Connect with us
Örnek Resim Örnek Resim

Dünya

Fransa’daki kiliselerde cinsel istismar vakaları gündemde

Fransa’da kiliseler cinsel istismar vakalarının en çok yaşandığı kurum haline geldi. Ülkedeki kiliselerde 1950’den bu yana 216 bin çocuğun cinsel istismara maruz kaldığı açıklandı.

Published

on

Kiliselerde Cinsel İstismar Bağımsız Komisyonu’nun (CIASE) 2,5 yıl çalışmanın sonucunda açıkladığı rapor ülkede şok etkisi yaptı.

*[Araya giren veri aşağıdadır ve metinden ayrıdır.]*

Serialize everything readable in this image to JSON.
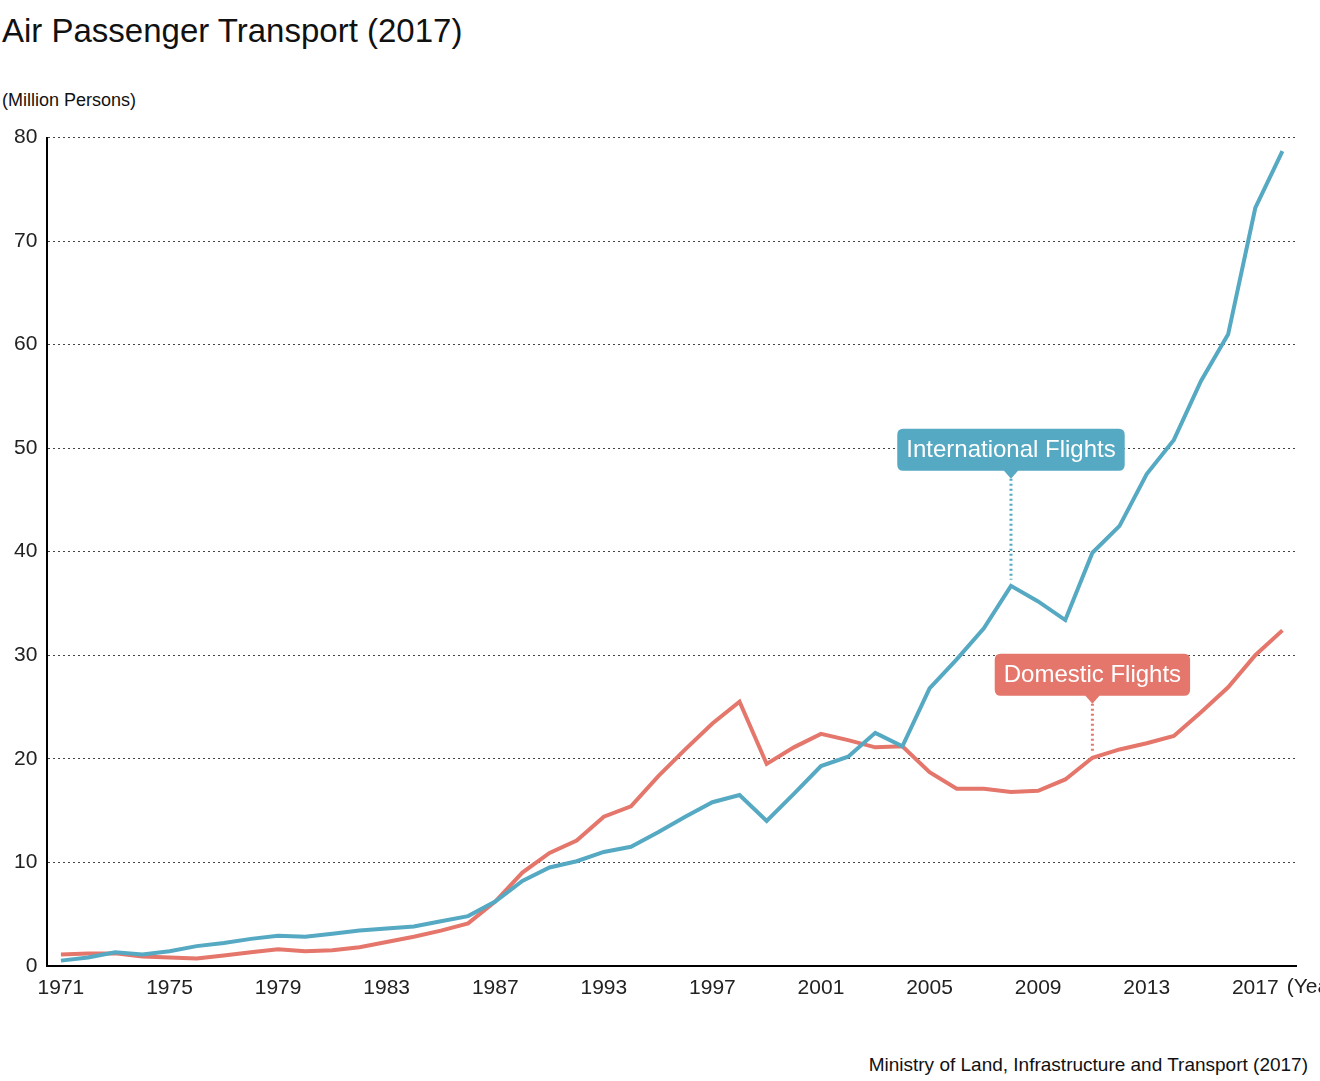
{
  "chart_data": {
    "type": "line",
    "title": "Air Passenger Transport (2017)",
    "y_label": "(Million Persons)",
    "x_label": "(Year)",
    "source": "Ministry of Land, Infrastructure and Transport (2017)",
    "categories": [
      "1971",
      null,
      null,
      null,
      "1975",
      null,
      null,
      null,
      "1979",
      null,
      null,
      null,
      "1983",
      null,
      null,
      null,
      "1987",
      null,
      null,
      null,
      "1993",
      null,
      null,
      null,
      "1997",
      null,
      null,
      null,
      "2001",
      null,
      null,
      null,
      "2005",
      null,
      null,
      null,
      "2009",
      null,
      null,
      null,
      "2013",
      null,
      null,
      null,
      "2017",
      null
    ],
    "series": [
      {
        "name": "International Flights",
        "color": "#56a9c2",
        "values": [
          0.5,
          0.8,
          1.3,
          1.1,
          1.4,
          1.9,
          2.2,
          2.6,
          2.9,
          2.8,
          3.1,
          3.4,
          3.6,
          3.8,
          4.3,
          4.8,
          6.2,
          8.2,
          9.5,
          10.1,
          11.0,
          11.5,
          12.9,
          14.4,
          15.8,
          16.5,
          14.0,
          16.6,
          19.3,
          20.2,
          22.5,
          21.2,
          26.8,
          29.6,
          32.6,
          36.7,
          35.2,
          33.4,
          39.9,
          42.5,
          47.5,
          50.8,
          56.5,
          61.0,
          73.2,
          78.7
        ]
      },
      {
        "name": "Domestic Flights",
        "color": "#e4766b",
        "values": [
          1.1,
          1.2,
          1.2,
          0.9,
          0.8,
          0.7,
          1.0,
          1.3,
          1.6,
          1.4,
          1.5,
          1.8,
          2.3,
          2.8,
          3.4,
          4.1,
          6.2,
          9.0,
          10.9,
          12.1,
          14.4,
          15.4,
          18.3,
          20.9,
          23.4,
          25.5,
          19.5,
          21.1,
          22.4,
          21.8,
          21.1,
          21.2,
          18.7,
          17.1,
          17.1,
          16.8,
          16.9,
          18.0,
          20.1,
          20.9,
          21.5,
          22.2,
          24.5,
          26.9,
          30.0,
          32.4
        ]
      }
    ],
    "ylim": [
      0,
      80
    ],
    "yticks": [
      0,
      10,
      20,
      30,
      40,
      50,
      60,
      70,
      80
    ],
    "grid": true
  }
}
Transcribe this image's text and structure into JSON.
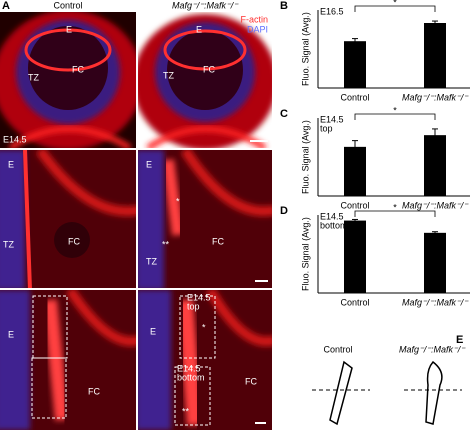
{
  "panel_a": {
    "label": "A",
    "columns": [
      "Control",
      "Mafg⁻/⁻:Mafk⁻/⁻"
    ],
    "legend": [
      "F-actin",
      "DAPI"
    ],
    "labels": [
      "E",
      "TZ",
      "FC",
      "E14.5",
      "E",
      "TZ",
      "FC",
      "E",
      "TZ",
      "FC",
      "E",
      "*",
      "**",
      "TZ",
      "FC",
      "E",
      "FC",
      "E",
      "*",
      "**",
      "FC"
    ],
    "boxes": [
      [
        "E14.5",
        "top"
      ],
      [
        "E14.5",
        "bottom"
      ]
    ]
  },
  "chart_data": [
    {
      "type": "bar",
      "panel": "B",
      "ylabel": "Fluo. Signal (Avg.)",
      "stage": [
        "E16.5"
      ],
      "categories": [
        "Control",
        "Mafg⁻/⁻:Mafk⁻/⁻"
      ],
      "values": [
        36,
        50
      ],
      "errors": [
        2,
        1.5
      ],
      "color": "#000000",
      "ylim": [
        0,
        60
      ],
      "annotation": "*"
    },
    {
      "type": "bar",
      "panel": "C",
      "ylabel": "Fluo. Signal (Avg.)",
      "stage": [
        "E14.5",
        "top"
      ],
      "categories": [
        "Control",
        "Mafg⁻/⁻:Mafk⁻/⁻"
      ],
      "values": [
        63,
        78
      ],
      "errors": [
        8,
        8
      ],
      "color": "#000000",
      "ylim": [
        0,
        100
      ],
      "annotation": "*"
    },
    {
      "type": "bar",
      "panel": "D",
      "ylabel": "Fluo. Signal (Avg.)",
      "stage": [
        "E14.5",
        "bottom"
      ],
      "categories": [
        "Control",
        "Mafg⁻/⁻:Mafk⁻/⁻"
      ],
      "values": [
        65,
        54
      ],
      "errors": [
        1,
        1
      ],
      "color": "#000000",
      "ylim": [
        0,
        70
      ],
      "annotation": "*"
    }
  ],
  "panel_e": {
    "label": "E",
    "columns": [
      "Control",
      "Mafg⁻/⁻:Mafk⁻/⁻"
    ]
  }
}
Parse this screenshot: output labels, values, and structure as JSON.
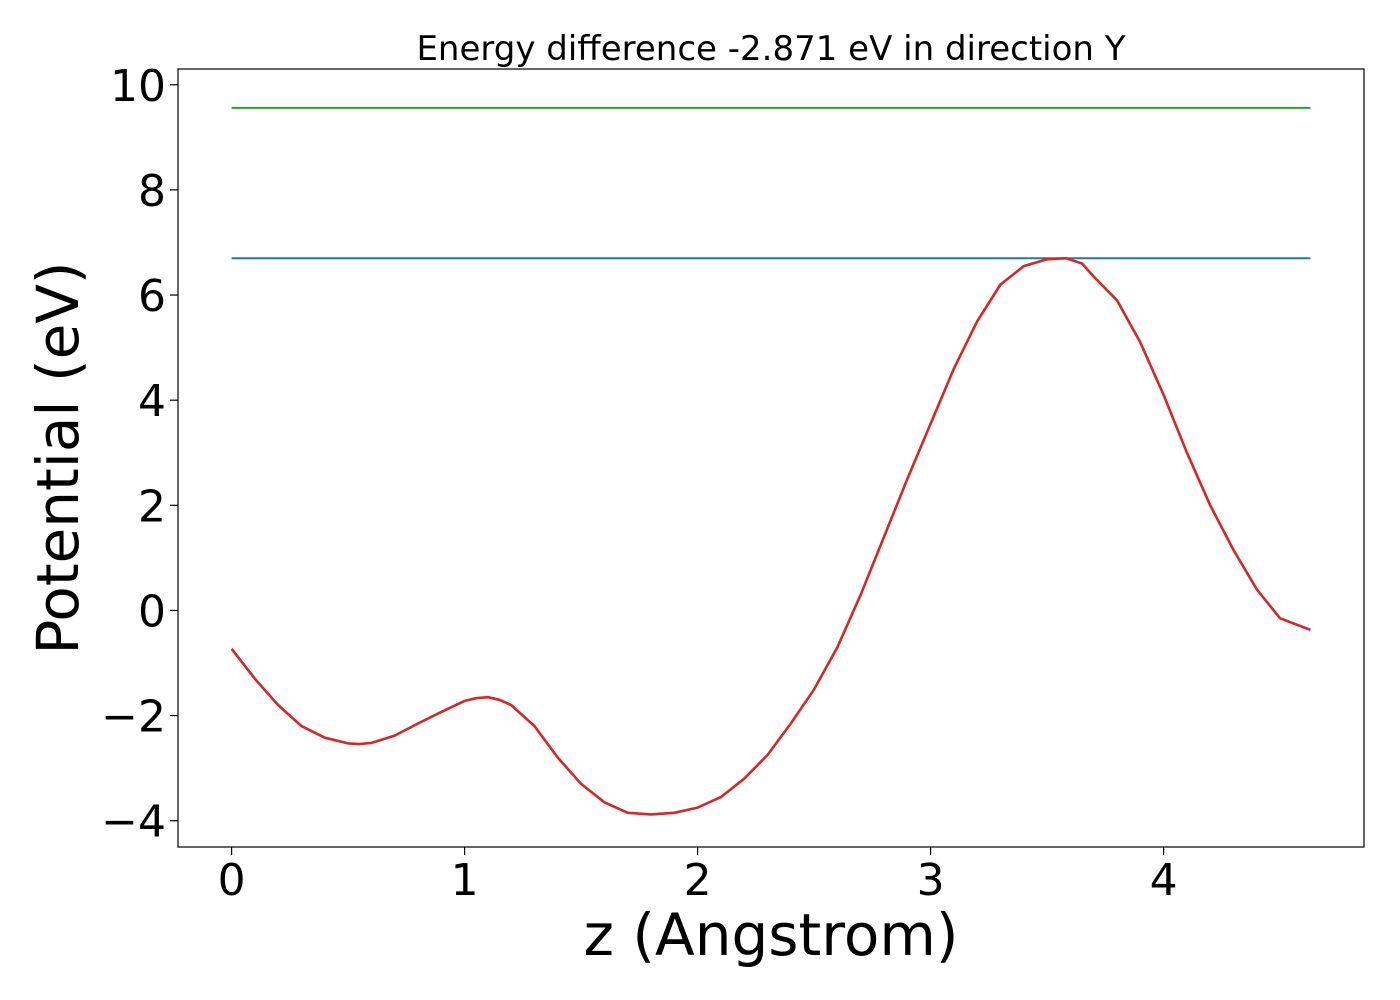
{
  "chart_data": {
    "type": "line",
    "title": "Energy difference -2.871 eV in direction Y",
    "xlabel": "z (Angstrom)",
    "ylabel": "Potential (eV)",
    "xlim": [
      -0.23,
      4.86
    ],
    "ylim": [
      -4.5,
      10.3
    ],
    "xticks": [
      0,
      1,
      2,
      3,
      4
    ],
    "xtick_labels": [
      "0",
      "1",
      "2",
      "3",
      "4"
    ],
    "yticks": [
      -4,
      -2,
      0,
      2,
      4,
      6,
      8,
      10
    ],
    "ytick_labels": [
      "−4",
      "−2",
      "0",
      "2",
      "4",
      "6",
      "8",
      "10"
    ],
    "grid": false,
    "series": [
      {
        "color": "#2ca02c",
        "x": [
          0,
          4.63
        ],
        "y": [
          9.56,
          9.56
        ]
      },
      {
        "color": "#1f77b4",
        "x": [
          0,
          4.63
        ],
        "y": [
          6.7,
          6.7
        ]
      },
      {
        "color": "#d62728",
        "x": [
          0,
          0.1,
          0.2,
          0.3,
          0.4,
          0.5,
          0.55,
          0.6,
          0.7,
          0.8,
          0.9,
          1.0,
          1.05,
          1.1,
          1.15,
          1.2,
          1.3,
          1.4,
          1.5,
          1.6,
          1.7,
          1.8,
          1.9,
          2.0,
          2.1,
          2.2,
          2.3,
          2.4,
          2.5,
          2.6,
          2.7,
          2.8,
          2.9,
          3.0,
          3.1,
          3.2,
          3.3,
          3.4,
          3.5,
          3.58,
          3.65,
          3.7,
          3.8,
          3.9,
          4.0,
          4.1,
          4.2,
          4.3,
          4.4,
          4.5,
          4.63
        ],
        "y": [
          -0.73,
          -1.3,
          -1.8,
          -2.2,
          -2.42,
          -2.53,
          -2.54,
          -2.52,
          -2.38,
          -2.15,
          -1.93,
          -1.72,
          -1.67,
          -1.65,
          -1.7,
          -1.8,
          -2.2,
          -2.8,
          -3.3,
          -3.65,
          -3.85,
          -3.88,
          -3.85,
          -3.75,
          -3.55,
          -3.2,
          -2.75,
          -2.15,
          -1.5,
          -0.7,
          0.3,
          1.4,
          2.5,
          3.55,
          4.6,
          5.5,
          6.2,
          6.55,
          6.68,
          6.7,
          6.6,
          6.35,
          5.9,
          5.1,
          4.1,
          3.0,
          2.0,
          1.15,
          0.4,
          -0.15,
          -0.37
        ]
      }
    ]
  }
}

21 uzmandan oluşan CIASE’nin açıkladığı rapor, yıllardır tartışılan kiliselerdeki cinsel istismar olaylarına ilişkin korkunç bir tablo ortaya koydu.

2 bin 500 sayfalık rapor, Fransa Psikoposlar Konferansı (CEF) ve Fransa Din Adamları Konferansının (CORREF) talebiyle, kilisenin arşivleri, mağdurlar ve bu olayların basına yansımaları üzerinden araştırma yapılarak hazırlandı.

216 bin çocuk cinsel istismara maruz kaldı

Buna göre kiliselerde 1950’den bu yana 216 bin çocuk cinsel istismara maruz kalırken, bu vakaların yüzde 56’sı 1950-1969 arasında gerçekleşti. Katolik Kilisesine bağlı özel okullarda ve kurumlarda çalışanlar tarafından gerçekleştirilen cinsel istismar vakaları eklendiğinde bu sayı 330 bine ulaşıyor.

Hristiyan din adamlarının çocuklara uyguladığı cinsel şiddet, Fransa genelindeki cinsel şiddetin yüzde 4’ünü teşkil ediyor. Ülkede cinsel istismar vakaları aile çevresinden sonra en çok kiliselerde yaşanıyor.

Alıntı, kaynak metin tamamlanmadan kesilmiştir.